When the trauma or oppression is ongoing, individuals and communities keep repeating the most successful survival behaviors.With repetition these behaviors turn into swift, automatic “speed dials” or SAK attachments which use our energy more efficiently. For example, a kid who is frequently beaten by their parents or other kids may find that being quiet and making their body small minimizes further abuse. Instead of reinventing the wheel each time, this child repeats these successful behaviors until being able to go unnoticed is as natural to them as breathing.
SAK attachments can also include body postures, body armoring, or automatic thoughts and actions that repeatedly show up in our families and communities. To take stock of ancestral or community SAK attachments, you can ask yourself:
What behavior strategies did your community or ancestors use to survive oppression or abuse? How were these strategies intelligent survival choices, given the options open to your community in the past? How did these behaviors kept them alive, sane, or safe? What were the side effects/limitations of these behaviors?
For example, using d) “I am good at not being noticed,” ask yourself or another community member: how did it advantage our ancestors if they were not noticed?
[To read more about specific oppression survival strategies and how they become embodied as internalized oppression and internalized dominance, see my 6/08/10 blog entry: “Surviving Oppression, Healing Oppression”]
Whether they have been developed solo or inherited from our families and communities, we end up carrying toolkits of embodied skills that we default to in stressful situations. But unlike swiss army knife attachments, we are rarely conscious when we use them; it’s as if they are using us.
Appreciating What You’ve Got
Okay, so now you know what’s in your SAK—what next? Attitude is crucial. What I am calling a SAK attachment or tool, you might call a bad habit, or an unhealthy behavior that is messing up your life. You may judge yourself for your unconscious and automatic habits, such as reaching for ice cream when you are sad, or staying on Facebook for 3 hours when you need to sleep or work, or lashing out in conflict situations. But self-judgment is just another automatic behavior (!), and it does not solve the problem.
Judgment Versus an Attitude of Gratitude
A more skillful approach is to see your automatic behavior as one of the effective, well-honed tools in your SAK. Practice an attitude of gratitude. Maybe you are reading this and thinking, “Gratitude?!? But Vanissar, I hate that I do that!

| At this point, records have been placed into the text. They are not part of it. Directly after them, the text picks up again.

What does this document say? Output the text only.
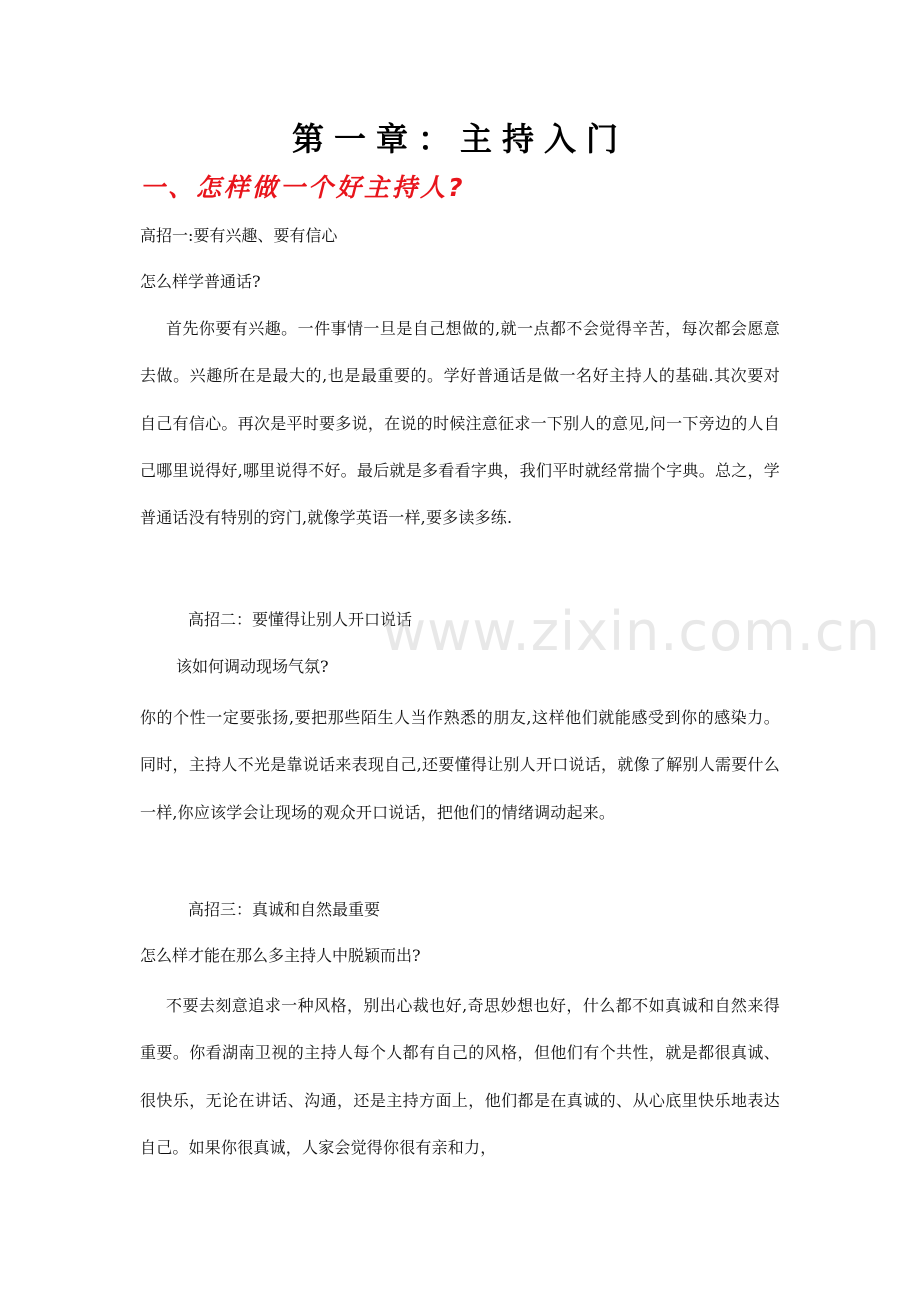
第一章：主持入门
一、怎样做一个好主持人?
高招一:要有兴趣、要有信心
怎么样学普通话?
首先你要有兴趣。一件事情一旦是自己想做的,就一点都不会觉得辛苦，每次都会愿意去做。兴趣所在是最大的,也是最重要的。学好普通话是做一名好主持人的基础.其次要对自己有信心。再次是平时要多说，在说的时候注意征求一下别人的意见,问一下旁边的人自己哪里说得好,哪里说得不好。最后就是多看看字典，我们平时就经常揣个字典。总之，学普通话没有特别的窍门,就像学英语一样,要多读多练.
高招二：要懂得让别人开口说话
该如何调动现场气氛?
你的个性一定要张扬,要把那些陌生人当作熟悉的朋友,这样他们就能感受到你的感染力。同时，主持人不光是靠说话来表现自己,还要懂得让别人开口说话，就像了解别人需要什么一样,你应该学会让现场的观众开口说话，把他们的情绪调动起来。
高招三：真诚和自然最重要
怎么样才能在那么多主持人中脱颖而出?
不要去刻意追求一种风格，别出心裁也好,奇思妙想也好，什么都不如真诚和自然来得重要。你看湖南卫视的主持人每个人都有自己的风格，但他们有个共性，就是都很真诚、很快乐，无论在讲话、沟通，还是主持方面上，他们都是在真诚的、从心底里快乐地表达自己。如果你很真诚，人家会觉得你很有亲和力，
www.zixin.com.cn
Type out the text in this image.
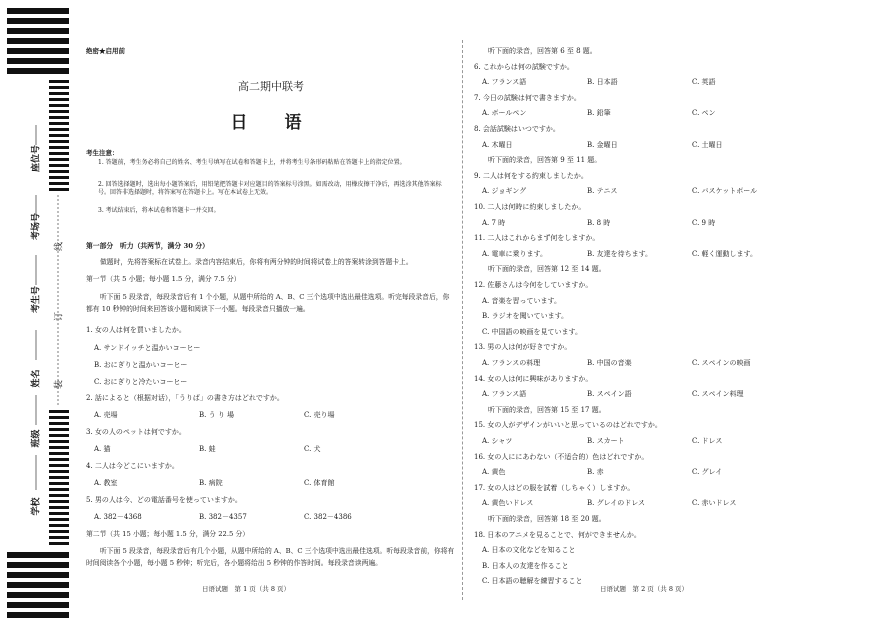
学校
班级
姓名
考生号
考场号
座位号
线
订
装
绝密★启用前
高二期中联考
日　语
考生注意：
1. 答题前，考生务必将自己的姓名、考生号填写在试卷和答题卡上，并将考生号条形码粘贴在答题卡上的指定位置。
2. 回答选择题时，选出每小题答案后，用铅笔把答题卡对应题目的答案标号涂黑。如需改动，用橡皮擦干净后，再选涂其他答案标号。回答非选择题时，将答案写在答题卡上。写在本试卷上无效。
3. 考试结束后，将本试卷和答题卡一并交回。
第一部分　听力（共两节，满分 30 分）
做题时，先将答案标在试卷上。录音内容结束后，你将有两分钟的时间将试卷上的答案转涂到答题卡上。
第一节（共 5 小题；每小题 1.5 分，满分 7.5 分）
听下面 5 段录音，每段录音后有 1 个小题，从题中所给的 A、B、C 三个选项中选出最佳选项。听完每段录音后，你都有 10 秒钟的时间来回答该小题和阅读下一小题。每段录音只播放一遍。
1. 女の人は何を買いましたか。
A. サンドイッチと温かいコーヒー
B. おにぎりと温かいコーヒー
C. おにぎりと冷たいコーヒー
2. 話によると（根据对话），「うりば」の書き方はどれですか。
A. 売場	B. う り 場	C. 売り場
3. 女の人のペットは何ですか。
A. 猫	B. 蛙	C. 犬
4. 二人は今どこにいますか。
A. 教室	B. 病院	C. 体育館
5. 男の人は今、どの電話番号を使っていますか。
A. 382－4368	B. 382－4357	C. 382－4386
第二节（共 15 小题；每小题 1.5 分，满分 22.5 分）
听下面 5 段录音，每段录音后有几个小题，从题中所给的 A、B、C 三个选项中选出最佳选项。听每段录音前，你将有时间阅读各个小题，每小题 5 秒钟；听完后，各小题将给出 5 秒钟的作答时间。每段录音读两遍。
日语试题　第 1 页（共 8 页）
听下面的录音，回答第 6 至 8 题。
6. これからは何の試験ですか。
A. フランス語	B. 日本語	C. 英語
7. 今日の試験は何で書きますか。
A. ボールペン	B. 鉛筆	C. ペン
8. 会話試験はいつですか。
A. 木曜日	B. 金曜日	C. 土曜日
听下面的录音，回答第 9 至 11 题。
9. 二人は何をする約束しましたか。
A. ジョギング	B. テニス	C. バスケットボール
10. 二人は何時に約束しましたか。
A. 7 時	B. 8 時	C. 9 時
11. 二人はこれからまず何をしますか。
A. 電車に乗ります。	B. 友達を待ちます。	C. 軽く運動します。
听下面的录音，回答第 12 至 14 题。
12. 佐藤さんは今何をしていますか。
A. 音楽を習っています。
B. ラジオを聞いています。
C. 中国語の映画を見ています。
13. 男の人は何が好きですか。
A. フランスの料理	B. 中国の音楽	C. スペインの映画
14. 女の人は何に興味がありますか。
A. フランス語	B. スペイン語	C. スペイン料理
听下面的录音，回答第 15 至 17 题。
15. 女の人がデザインがいいと思っているのはどれですか。
A. シャツ	B. スカート	C. ドレス
16. 女の人ににあわない（不适合的）色はどれですか。
A. 黄色	B. 赤	C. グレイ
17. 女の人はどの服を試着（しちゃく）しますか。
A. 黄色いドレス	B. グレイのドレス	C. 赤いドレス
听下面的录音，回答第 18 至 20 题。
18. 日本のアニメを見ることで、何ができませんか。
A. 日本の文化などを知ること
B. 日本人の友達を作ること
C. 日本語の聴解を練習すること
日语试题　第 2 页（共 8 页）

It’s getting in my way. It’s ruining my life! Okay. But remember, any behavior that is automatic became that way because at some point it got you or your ancestors through a difficult time. Maybe it’s how your ancestors figured out how to survive. This allowed you to be here now, taking stock and getting ready to create new, libratory ways of being. Survival strategies deserve to be honored for doing their job. Gratitude is an appropriate response. Appreciating the SAK attachments you have created or inherited from your ancestors is a crucial foundation for your next steps.